In artikel 78g zijn bepalingen opgenomen uit het besluit van 10 oktober 2003 houdende vaststelling van het tijdstip van inwerkingtreding van de Wet werk en bijstand en van de Invoeringswet Wet werk en bijstand (Stb. 386) (Besluit inwerkingtreding WWB) en de Invoeringsregeling WWB, die nog praktische waarde hebben. Deze bepalingen zien op zelfstandigen.

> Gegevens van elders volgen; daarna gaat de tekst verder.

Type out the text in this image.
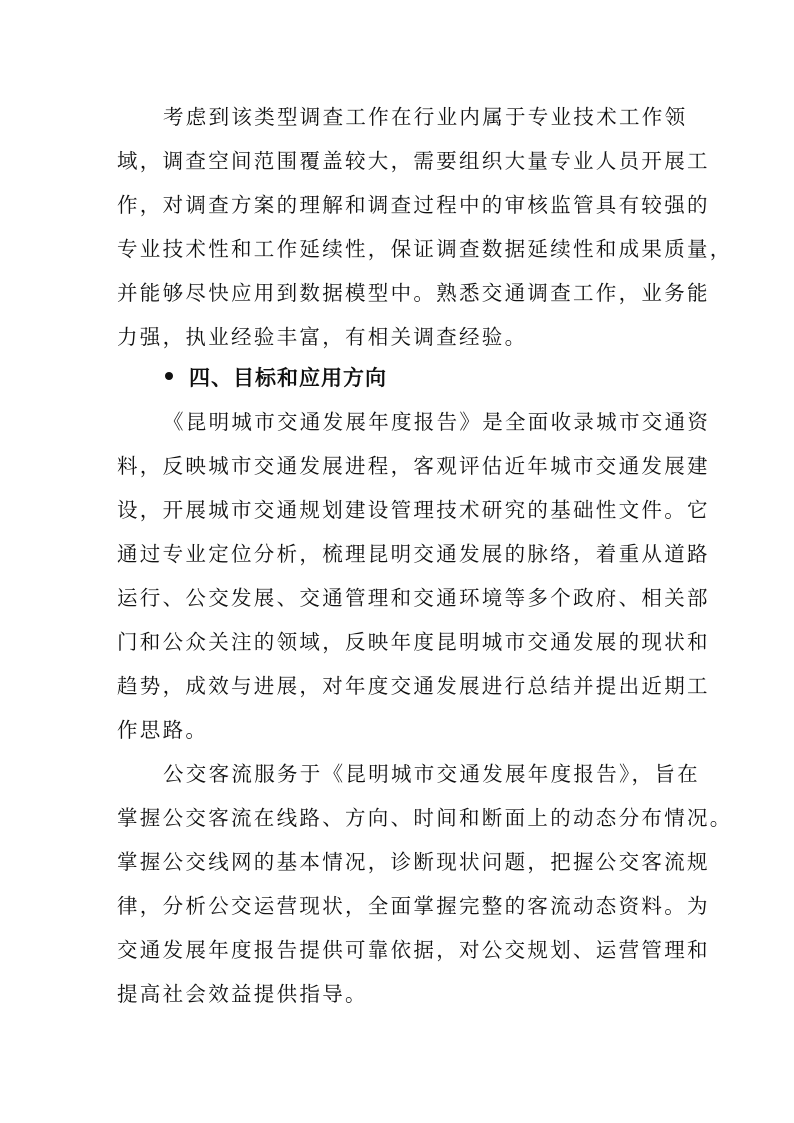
考虑到该类型调查工作在行业内属于专业技术工作领
域，调查空间范围覆盖较大，需要组织大量专业人员开展工
作，对调查方案的理解和调查过程中的审核监管具有较强的
专业技术性和工作延续性，保证调查数据延续性和成果质量，
并能够尽快应用到数据模型中。熟悉交通调查工作，业务能
力强，执业经验丰富，有相关调查经验。
四、目标和应用方向
《昆明城市交通发展年度报告》是全面收录城市交通资
料，反映城市交通发展进程，客观评估近年城市交通发展建
设，开展城市交通规划建设管理技术研究的基础性文件。它
通过专业定位分析，梳理昆明交通发展的脉络，着重从道路
运行、公交发展、交通管理和交通环境等多个政府、相关部
门和公众关注的领域，反映年度昆明城市交通发展的现状和
趋势，成效与进展，对年度交通发展进行总结并提出近期工
作思路。
公交客流服务于《昆明城市交通发展年度报告》，旨在
掌握公交客流在线路、方向、时间和断面上的动态分布情况。
掌握公交线网的基本情况，诊断现状问题，把握公交客流规
律，分析公交运营现状，全面掌握完整的客流动态资料。为
交通发展年度报告提供可靠依据，对公交规划、运营管理和
提高社会效益提供指导。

Het eerste lid is in aangepaste vorm overgenomen van artikel 1, onderdeel b, van het Besluit inwerkingtreding WWB. Het tweede lid is in aangepaste vorm overgenomen van artikel 2, onderdeel a, van het Besluit inwerkingtreding WWB. Ten slotte is het derde lid afkomstig van artikel 3, tweede lid, van de Invoeringsregeling WWB.

Artikel 78h

In dit artikel is de inhoud van artikel 6 van de IWWB opgenomen. Op grond van de Abw kon de Minister aan iedere Nederlander die zich in het buitenland bevindt, bijstand verlenen. Deze bevoegdheid is inmiddels komen te vervallen. Voor «oude gevallen» is echter in artikel 6 van de IWWB overgangsrecht opgenomen. Er zijn op dit moment nog ongeveer 300 mensen die zich in het buitenland bevinden aan wie bijstand verleend wordt. Vandaar dat het nodig is het overgangsrecht van artikel 6 van de IWWB over te hevelen naar de WWB.

Artikel II

De IWWB wordt ingetrokken waarbij de nog relevante bepalingen uit die wet worden overgeheveld naar een nieuw hoofdstuk met overgangsrecht in de WWB.

Artikel III

Op dit moment berust het Bbz 2004 op artikel 7 van de IWWB. Aangezien de inhoud van artikel 7 van de IWWB wordt verplaatst naar artikel 78f van de WWB, is in artikel III bepaald dat artikel 78f de grondslag vormt voor het Bbz 2004.

Artikelen IV tot en met VIII

Dit betreft aanpassingen van andere wetten in verband met het intrekken van de IWWB. Deze wijzigingen zijn technisch van aard.

De staatssecretaris van Sociale Zaken en Werkgelegenheid,

A. Aboutaleb


XNoot
1

Kamerstukken II 2003/04, 29 702, nr. 2.